Pratt is best known for his establishment of the Enoch Pratt Free Library in Baltimore. Many residents of the city in late 1881 speculated what was being planned for the excavations going on in the north side of West Mulberry Street, by Cathedral Street, near the old Baltimore Cathedral in the tony Mount Vernon-Belvedere-Mount Royal neighborhood, north of the business district on Cathedral Hill. The mystery was explained when on January 21, 1882, in a letter addressed to the Mayor and City Council of Baltimore, Pratt offered a gift of a central library, four branch libraries (with two additional ones to be constructed shortly thereafter), and a financial endowment of . Further, he requested that to Mayor William Pinkney Whyte and the City Council continue an annual appropriation to the new library system and support it in the years to come to supplement the interest and benefits accumulating from the principal of his bequest. His intention was to establish a library that "shall be for all, rich and poor without distinction of race or color, who, when properly accredited, can take out the books if they will handle them carefully and return them." The grant was accepted by the municipal government, approved by the General Assembly of Maryland with some enabling legislation, and approved by the city voters later that year in an election/referendum on October 25, 1882. After four years of plans, construction and the hiring of staff with the purchasing of many books, the new library was ready to be opened in January 1886 with some appropriate addresses at ceremonies at the nearby luxurious auditorium of the Academy of Music on North Howard Street (between West Centre and West Franklin Streets), and opened to new patrons and business at the beginning of February 1886.

===Sheppard Asylum===
Pratt left the vast majority of his wealth ($2 million of his $2.5 million) to supplement the earlier endowment of The Sheppard and Enoch Pratt Hospital, (as it was later renamed, today it is titled "Sheppard Pratt Health System", giving equal weight to both generous co-founders). Pratt was impressed by the trustees' frugal handling of the 1857 endowment of the original founder, Moses Sheppard. "They are the only Board of Trustees in Baltimore", said Pratt, "who have carried out exactly the directions of the founder". Pratt's bequest was used to complete construction of the old Moses Sheppard Asylum, enlarge the facility to house 200 additional patients at its country campus in western Towson, further north of the city off (North) Charles Street Avenue in suburban Baltimore County, at the old "Mount Airy Farm" of Baltimore merchant Thomas Poultney, which they purchased in 1858 and began construction two years later, however not opening until 1891, trying to remain faithful to the original directions to serve the indigent.

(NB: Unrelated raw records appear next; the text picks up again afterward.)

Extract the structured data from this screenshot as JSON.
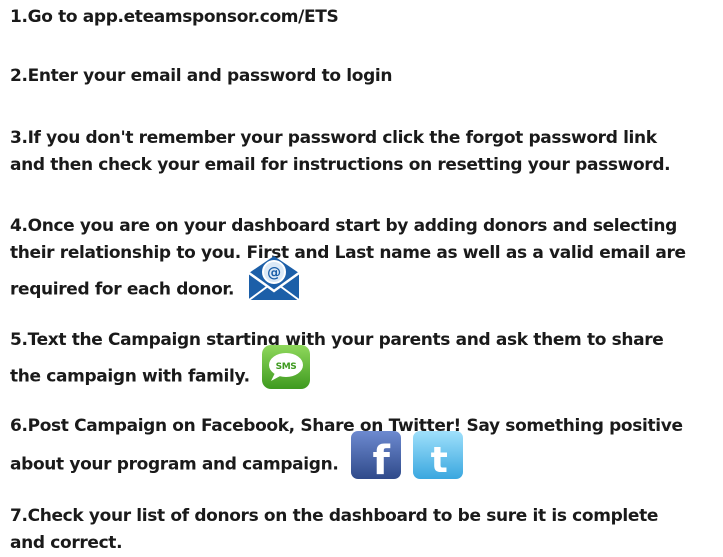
{
  "steps": [
    {
      "lines": [
        "1.Go to app.eteamsponsor.com/ETS"
      ]
    },
    {
      "lines": [
        "2.Enter your email and password to login"
      ]
    },
    {
      "lines": [
        "3.If you don't remember your password click the forgot password link",
        "and then check your email for instructions on resetting your password."
      ]
    },
    {
      "lines": [
        "4.Once you are on your dashboard start by adding donors and selecting",
        "their relationship to you.  First and Last name as well as a valid email are",
        "required for each donor."
      ],
      "icons": [
        "email-envelope-icon"
      ]
    },
    {
      "lines": [
        "5.Text the Campaign starting with your parents and ask them to share",
        "the campaign with family."
      ],
      "icons": [
        "sms-icon"
      ],
      "icon_text": "SMS"
    },
    {
      "lines": [
        "6.Post Campaign on Facebook, Share on Twitter! Say something positive",
        "about your program and campaign."
      ],
      "icons": [
        "facebook-icon",
        "twitter-icon"
      ],
      "icon_letters": [
        "f",
        "t"
      ]
    },
    {
      "lines": [
        "7.Check your list of donors on the dashboard to be sure it is complete",
        "and correct."
      ]
    }
  ],
  "colors": {
    "text": "#1a1a1a",
    "facebook": "#3b5998",
    "twitter": "#4fb6e8",
    "sms_green": "#4caf2a",
    "email_blue": "#1c5fa8"
  }
}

==Enoch Pratt Mansion / Maryland Historical Society==
Enoch Pratt's city townhouse/mansion located at 201 West Monument Street (southwest corner with Park Avenue in Mount Vernon-Belvedere, purchased in 1847). The Pratt mansion was occupied by his wife Maria Louisa Hyde Pratt until her death in 1913.

In 1919, the West Monument Street townhouse/mansion was gifted to the Historical Society by Mary Washington Keyser, whose husband was a longtime member of the society. A research library, archives, and underground storage stacks were constructed in the following decade at the southern rear of the mansion replacing the former carriage house.

==Legacy==
Industrialist and philanthropist Andrew Carnegie described Pratt as a pioneer to himself. He praised Pratt's devotion to the free library movement and described him as the "ideal disciple of the gospel of wealth".